I don’t realize I’m falling until my ass smacks on the slicked cement, my phone flying from my hand at the same time I try catching both it and myself. A muffled cry rips from my throat as I try and fail to catch myself, lying supine on the ground for a second. My breaths are ragged, the pain in my lower back unbearable, and for a split second, I swear the stars are brighter. Feeling around for my phone, I groan and force myself back to a standing position, glancing around slowly as the throbbing in my head burns.

Why the hell did you decide to do this in the middle of a snowstorm? All to yell at a man?

Maybe not one of my finest moments, and the longer I sit on the ground, the dumber I feel. None of this is going to matter to Tanner, and I could’ve texted him or waited until it wasn’t so dark out. I can’t see my phone, I’m pretty sure I have a concussion or a bruised hip, and I’m going to have to get up sooner rather than later because I’m starting to worry I’m going to get frostbite.

I fucking hope that when I’m ready to yell at Tanner, that all of this was worth it.

I made it.

Holy fucking shit. I finally made it.

I’m so happy I could cry, but I’m also freezing and don’t think I have enough energy to. I think the doorman felt bad for me because he pushed the main door open for me without bothering to see if I lived here. I shuffle over to the elevators, legs burning with every step I take and press the up-arrow, stepping in and hitting the button floor five automatically.

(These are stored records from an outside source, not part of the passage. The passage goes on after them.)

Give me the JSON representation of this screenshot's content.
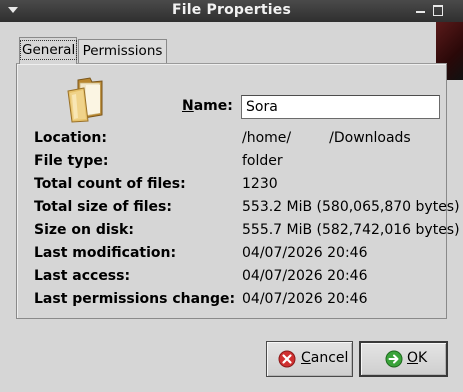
{
  "window": {
    "title": "File Properties"
  },
  "tabs": [
    {
      "label": "General",
      "active": true
    },
    {
      "label": "Permissions",
      "active": false
    }
  ],
  "general": {
    "folder_icon": "folder-icon",
    "name_label": "Name:",
    "name_value": "Sora",
    "properties": [
      {
        "label": "Location:",
        "value_parts": [
          "/home/",
          "/Downloads"
        ]
      },
      {
        "label": "File type:",
        "value": "folder"
      },
      {
        "label": "Total count of files:",
        "value": "1230"
      },
      {
        "label": "Total size of files:",
        "value": "553.2 MiB (580,065,870 bytes)"
      },
      {
        "label": "Size on disk:",
        "value": "555.7 MiB (582,742,016 bytes)"
      },
      {
        "label": "Last modification:",
        "value": "04/07/2026 20:46"
      },
      {
        "label": "Last access:",
        "value": "04/07/2026 20:46"
      },
      {
        "label": "Last permissions change:",
        "value": "04/07/2026 20:46"
      }
    ]
  },
  "buttons": {
    "cancel": {
      "label_first": "C",
      "label_rest": "ancel",
      "icon": "cancel-icon"
    },
    "ok": {
      "label_first": "O",
      "label_rest": "K",
      "icon": "ok-icon"
    }
  },
  "colors": {
    "titlebar": "#2f2f2f",
    "dialog_bg": "#d6d6d6",
    "cancel_icon": "#d03030",
    "ok_icon": "#3aa33a"
  }
}
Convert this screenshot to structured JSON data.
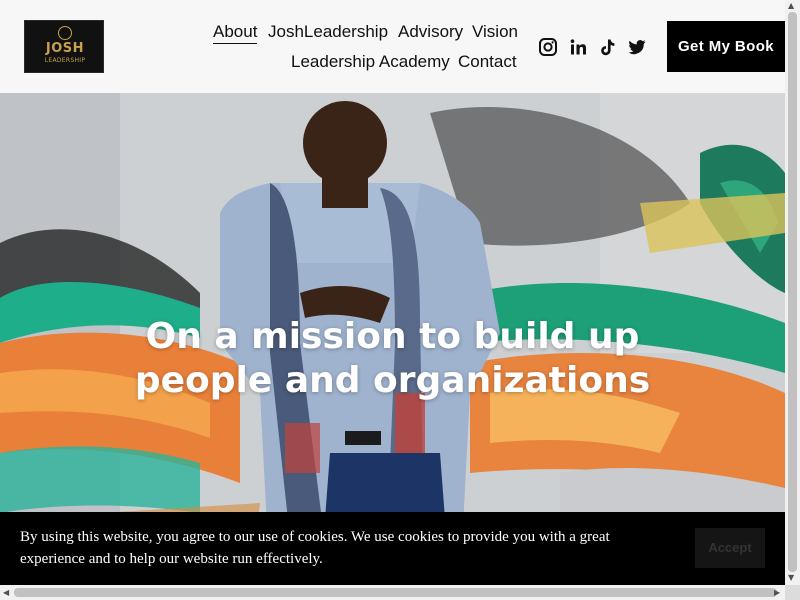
{
  "header": {
    "logo": {
      "line1": "JOSH",
      "line2": "LEADERSHIP"
    },
    "nav": [
      {
        "label": "About",
        "active": true
      },
      {
        "label": "JoshLeadership"
      },
      {
        "label": "Advisory"
      },
      {
        "label": "Vision"
      },
      {
        "label": "Leadership Academy"
      },
      {
        "label": "Contact"
      }
    ],
    "social": [
      "instagram-icon",
      "linkedin-icon",
      "tiktok-icon",
      "twitter-icon"
    ],
    "cta_label": "Get My Book"
  },
  "hero": {
    "title_line1": "On a mission to build up",
    "title_line2": "people and organizations"
  },
  "cookie": {
    "text": "By using this website, you agree to our use of cookies. We use cookies to provide you with a great experience and to help our website run effectively.",
    "accept_label": "Accept"
  },
  "colors": {
    "header_bg": "#f7f7f7",
    "cta_bg": "#000000",
    "cookie_bg": "#000000",
    "hero_text": "#ffffff"
  }
}
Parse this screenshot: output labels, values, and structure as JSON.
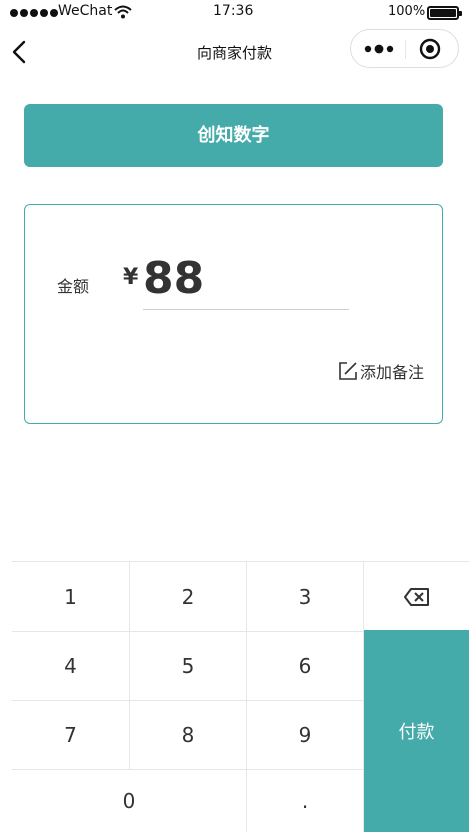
{
  "status_bar": {
    "carrier": "WeChat",
    "time": "17:36",
    "battery": "100%",
    "battery_level": 1.0,
    "icons": [
      "signal-dots-icon",
      "wifi-icon",
      "battery-icon"
    ]
  },
  "nav": {
    "title": "向商家付款",
    "icons": [
      "back-chevron-icon",
      "more-dots-icon",
      "close-target-icon"
    ]
  },
  "merchant": {
    "name": "创知数字"
  },
  "payment": {
    "amount_label": "金额",
    "currency_symbol": "¥",
    "amount": "88",
    "remark_label": "添加备注",
    "remark_icon": "edit-icon"
  },
  "keypad": {
    "keys": {
      "k1": "1",
      "k2": "2",
      "k3": "3",
      "k4": "4",
      "k5": "5",
      "k6": "6",
      "k7": "7",
      "k8": "8",
      "k9": "9",
      "k0": "0",
      "dot": "."
    },
    "backspace_icon": "backspace-icon",
    "pay_label": "付款"
  },
  "colors": {
    "accent": "#45aaaa",
    "background": "#ffffff",
    "text": "#333333",
    "divider": "#e6e6e6"
  }
}
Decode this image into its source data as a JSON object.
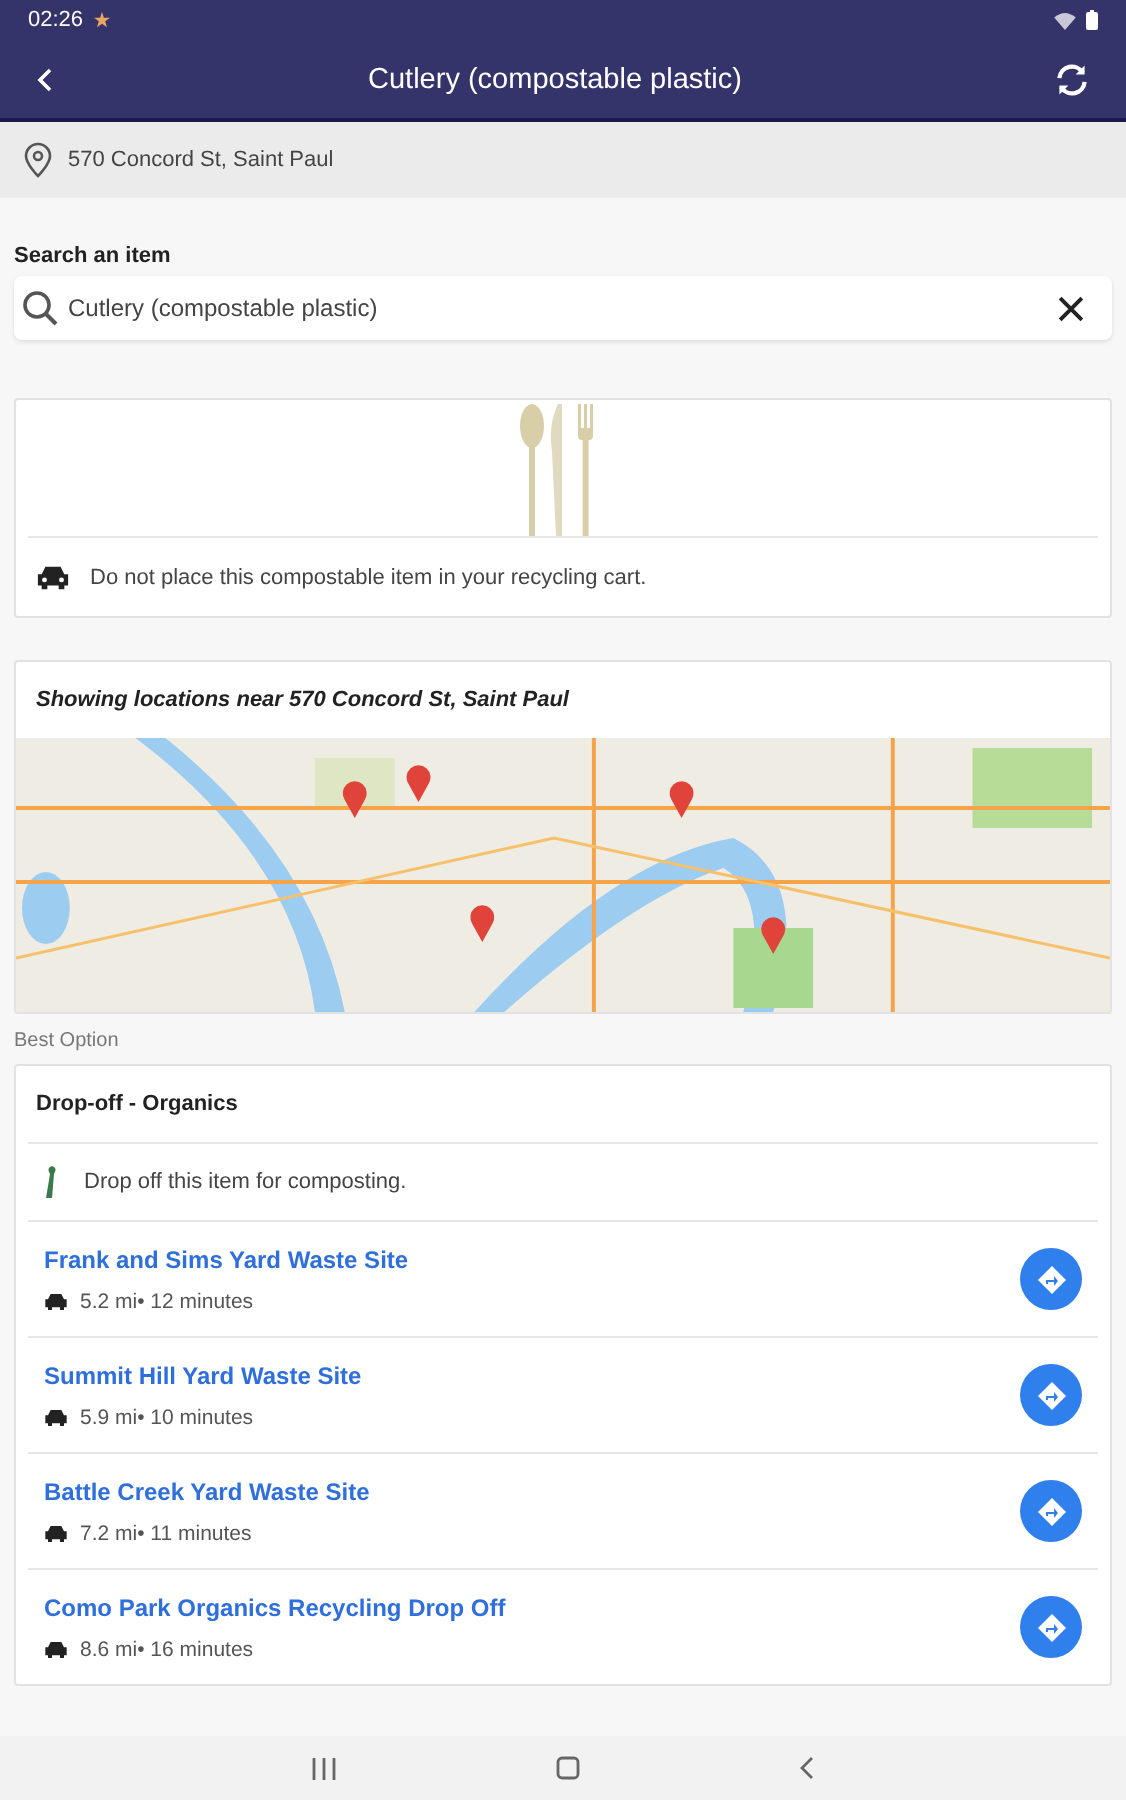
{
  "status_bar": {
    "time": "02:26"
  },
  "header": {
    "title": "Cutlery (compostable plastic)"
  },
  "address": "570 Concord St, Saint Paul",
  "search": {
    "label": "Search an item",
    "value": "Cutlery (compostable plastic)"
  },
  "item_card": {
    "note": "Do not place this compostable item in your recycling cart."
  },
  "map_card": {
    "title": "Showing locations near 570 Concord St, Saint Paul"
  },
  "best_option_label": "Best Option",
  "option_card": {
    "title": "Drop-off - Organics",
    "info": "Drop off this item for composting.",
    "locations": [
      {
        "name": "Frank and Sims Yard Waste Site",
        "distance": "5.2 mi• 12 minutes"
      },
      {
        "name": "Summit Hill Yard Waste Site",
        "distance": "5.9 mi• 10 minutes"
      },
      {
        "name": "Battle Creek Yard Waste Site",
        "distance": "7.2 mi• 11 minutes"
      },
      {
        "name": "Como Park Organics Recycling Drop Off",
        "distance": "8.6 mi• 16 minutes"
      }
    ]
  }
}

It’s weird being back here. The first time I’d been in this elevator, I assumed Tanner would be the same as everybody else who lived here: rich, snooty, boring, when he’s the complete opposite of everybody who lives here. I made assumptions about him before ever getting to know him, and I hate that I wasted time doing that when I could’ve gotten to just know him.

The elevator opens no sooner than it closes, and I step out, taking as deep of a breath as I can before half-walking, half-limping down the hall. My hip hurts, my phone is lost, and I’m so fucking nervous bile works its way into my throat. Anxiety weaves through my achy limbs, the breaths coming out more labored than usual. There’s a slight tremble in my hands, and I’m uncertain if it’s because I’m nervous or still working my way towards not being cold.

What if a girl is inside his apartment? What if he’s already moved on?

Haven’t you already moved on?

I push those thoughts away the closer I get to his door. The gold number on his door stares at me, 9b, and the anger I once felt for his admission is no longer there. The trek was too long, too daunting, and all I want to do is tell him I’m angry, or at least I was, and leave. If I do that, then I’ll be able to happily move on without worrying about what happens next.

One minute, his apartment is halfway down the hall from me, and the next, I’m standing directly in front of the door. Soft music echoes from the inside, and I smile, or at least I try to, when I hear the chorus for ‘She’ by Harry Styles. Fine Line is Tanner’s favorite album, and something about him being at home jamming out to music is vulnerable and makes my heart flutter.

Unless he’s with company, then forget it. I hate everything about that. Pushing out a breath, I raise my fist to the door and knock.